The mean loss of the models, the mean accuracies of the models, the standard deviation of the accuracies of the models.

Return type:

3-tupla

nebula.addons.trustworthiness.calculation.get_feature_importance_cv(model, test_sample)#

Calculates the coefficient of variation of the feature importance.

Parameters:
  • model (object) – The model.

  • test_sample (object) – One test sample to calculate the feature importance.

Returns:

The coefficient of variation of the feature importance.

Return type:

float

nebula.addons.trustworthiness.calculation.get_clever_score(model, test_sample, nb_classes, learning_rate)#

Calculates the CLEVER score.

Parameters:
  • model (object) – The model.

  • test_sample (object) – One test sample to calculate the CLEVER score.

  • nb_classes (int) – The nb_classes of the model.

  • learning_rate (float) – The learning rate of the model.

Returns:

The CLEVER score.

Return type:

float

nebula.addons.trustworthiness.calculation.stop_emissions_tracking_and_save(tracker, outdir, emissions_file, role, workload, sample_size=0)#

Stops emissions tracking object from CodeCarbon and saves relevant information to emissions.csv file.

Parameters:
  • tracker (object) – The emissions tracker object holding information.
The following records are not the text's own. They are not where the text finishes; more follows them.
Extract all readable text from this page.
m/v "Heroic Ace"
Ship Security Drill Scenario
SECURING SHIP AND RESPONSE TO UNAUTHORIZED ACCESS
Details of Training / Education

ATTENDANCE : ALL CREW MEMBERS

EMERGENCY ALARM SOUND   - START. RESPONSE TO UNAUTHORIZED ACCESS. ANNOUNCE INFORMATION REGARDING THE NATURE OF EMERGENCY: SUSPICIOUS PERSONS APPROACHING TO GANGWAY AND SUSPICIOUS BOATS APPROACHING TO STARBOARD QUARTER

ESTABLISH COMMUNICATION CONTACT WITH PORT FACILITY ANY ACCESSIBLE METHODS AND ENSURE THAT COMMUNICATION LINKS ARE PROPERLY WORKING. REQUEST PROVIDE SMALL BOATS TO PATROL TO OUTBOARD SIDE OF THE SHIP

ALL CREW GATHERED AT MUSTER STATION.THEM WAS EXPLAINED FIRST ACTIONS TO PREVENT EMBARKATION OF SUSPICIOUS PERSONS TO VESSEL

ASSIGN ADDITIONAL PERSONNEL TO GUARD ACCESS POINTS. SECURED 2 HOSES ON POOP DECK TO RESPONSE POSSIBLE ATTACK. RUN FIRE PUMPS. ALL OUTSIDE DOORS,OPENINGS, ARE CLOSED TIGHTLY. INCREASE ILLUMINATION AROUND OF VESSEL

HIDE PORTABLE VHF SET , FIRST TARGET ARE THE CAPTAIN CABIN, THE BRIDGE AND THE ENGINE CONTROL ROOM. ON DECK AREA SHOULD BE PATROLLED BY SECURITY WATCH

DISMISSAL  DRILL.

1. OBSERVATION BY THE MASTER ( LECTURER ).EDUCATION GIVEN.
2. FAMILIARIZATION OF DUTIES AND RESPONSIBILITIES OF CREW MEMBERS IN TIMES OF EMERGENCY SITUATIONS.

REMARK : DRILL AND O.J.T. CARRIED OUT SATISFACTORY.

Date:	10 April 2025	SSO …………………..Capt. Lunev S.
  • outdir (str) – The path of the output directory of the experiment.

  • emissions_file (str) – The path to the emissions file.

  • role (str) – Either client or server depending on the role.

  • workload (str) – Either aggregation or training depending on the workload.

  • sample_size (int) – The number of samples used for training, if aggregation 0.